For the third time in three days, the Senate was asked whether it approves of President Donald Trump’s tariffs. And for the third time, they said “no.”
This time, the vote was to end the national emergency Trump used to declare global “reciprocal” tariffs, the sweeping duties of between 10 and 50 percent that he imposed on nearly every country in the world this summer.
The vote passed 51-47, with the same group of four Republican senators crossing party lines as on previous votes this week disapproving of Trump’s tariffs on Canada and Brazil: Rand Paul of Kentucky, Lisa Murkowski of Alaska, Susan Collins of Maine and Mitch McConnell of Kentucky. A similar vote in April failed due to the absence of McConnell and Sen. Sheldon Whitehouse (D-R.I.).
The series of symbolic rebukes this week in the Senate stood in stark contrast to Trump’s nearly weeklong trip to Asia, where he touted his use of tariffs as a means to secure new trade agreements and unprecedented foreign investment commitments. The resolution the Senate approved on Thursday takes aim at the tariffs that have served as a foundation for those agreements.
The vote is unlikely to undermine the agreements, however, since House Republican leadership has blocked votes on Trump’s tariffs until January. Even if the House did eventually approve that or other tariff resolutions, Congress would need a two-thirds majority to overcome a presidential veto.

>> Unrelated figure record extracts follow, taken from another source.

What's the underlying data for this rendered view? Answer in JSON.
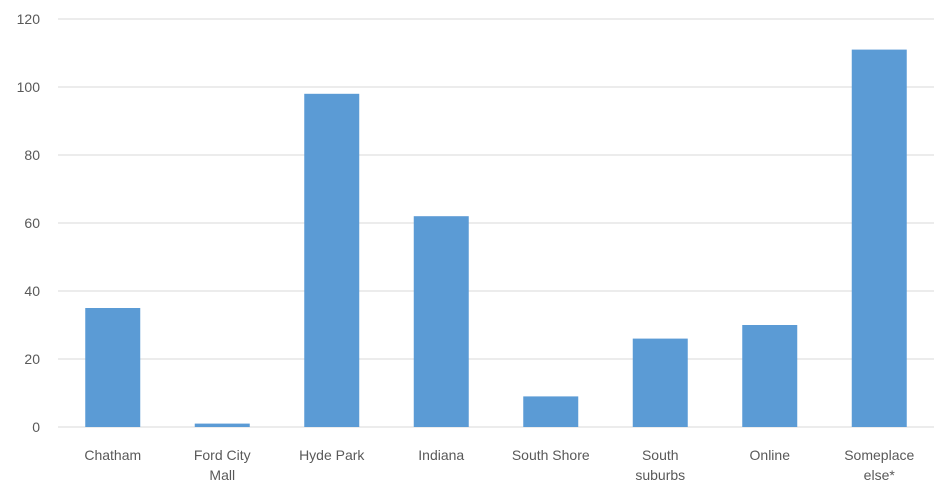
{
  "chart_data": {
    "type": "bar",
    "categories": [
      [
        "Chatham"
      ],
      [
        "Ford City",
        "Mall"
      ],
      [
        "Hyde Park"
      ],
      [
        "Indiana"
      ],
      [
        "South Shore"
      ],
      [
        "South",
        "suburbs"
      ],
      [
        "Online"
      ],
      [
        "Someplace",
        "else*"
      ]
    ],
    "values": [
      35,
      1,
      98,
      62,
      9,
      26,
      30,
      111
    ],
    "ylim": [
      0,
      120
    ],
    "yticks": [
      0,
      20,
      40,
      60,
      80,
      100,
      120
    ],
    "grid": true,
    "legend": "none",
    "bar_color": "#5b9bd5",
    "title": "",
    "xlabel": "",
    "ylabel": ""
  }
}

Paul, a co-sponsor of the resolution approved Thursday, as well as the two other resolutions the Senate approved this week, criticized Trump’s use of a 1977 emergency law to impose the global duties. The president claimed they were warranted because the country’s trade deficit qualifies as a national emergency, an idea Paul pooh-poohed.

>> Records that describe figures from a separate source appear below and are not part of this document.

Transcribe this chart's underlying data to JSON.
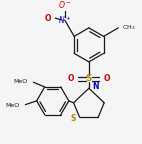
{
  "bg_color": "#f5f5f5",
  "bond_color": "#1a1a1a",
  "text_color": "#1a1a1a",
  "nitrogen_color": "#0000cc",
  "oxygen_color": "#cc0000",
  "sulfur_color": "#b8860b",
  "figsize": [
    1.42,
    1.44
  ],
  "dpi": 100,
  "xlim": [
    0,
    142
  ],
  "ylim": [
    0,
    144
  ]
}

“I think that it’s a fallacy that it means anything,” Paul said about the national trade deficit at an event Wednesday night hosted at the Peterson Institute for International Economics. “I think it’s meaningless. I think it’s a completely meaningless accounting of trade that sends no real signals of value or use.”
Still the Kentucky senator, a frequent critic of Trump’s trade policies, said he did not expect the tariff resolutions to ultimately succeed in tying Trump’s hands. “I think in order to get to [two thirds of Congress], it would take an economic calamity,” Paul said. “Which I don’t wish on anyone, or particularly our country.”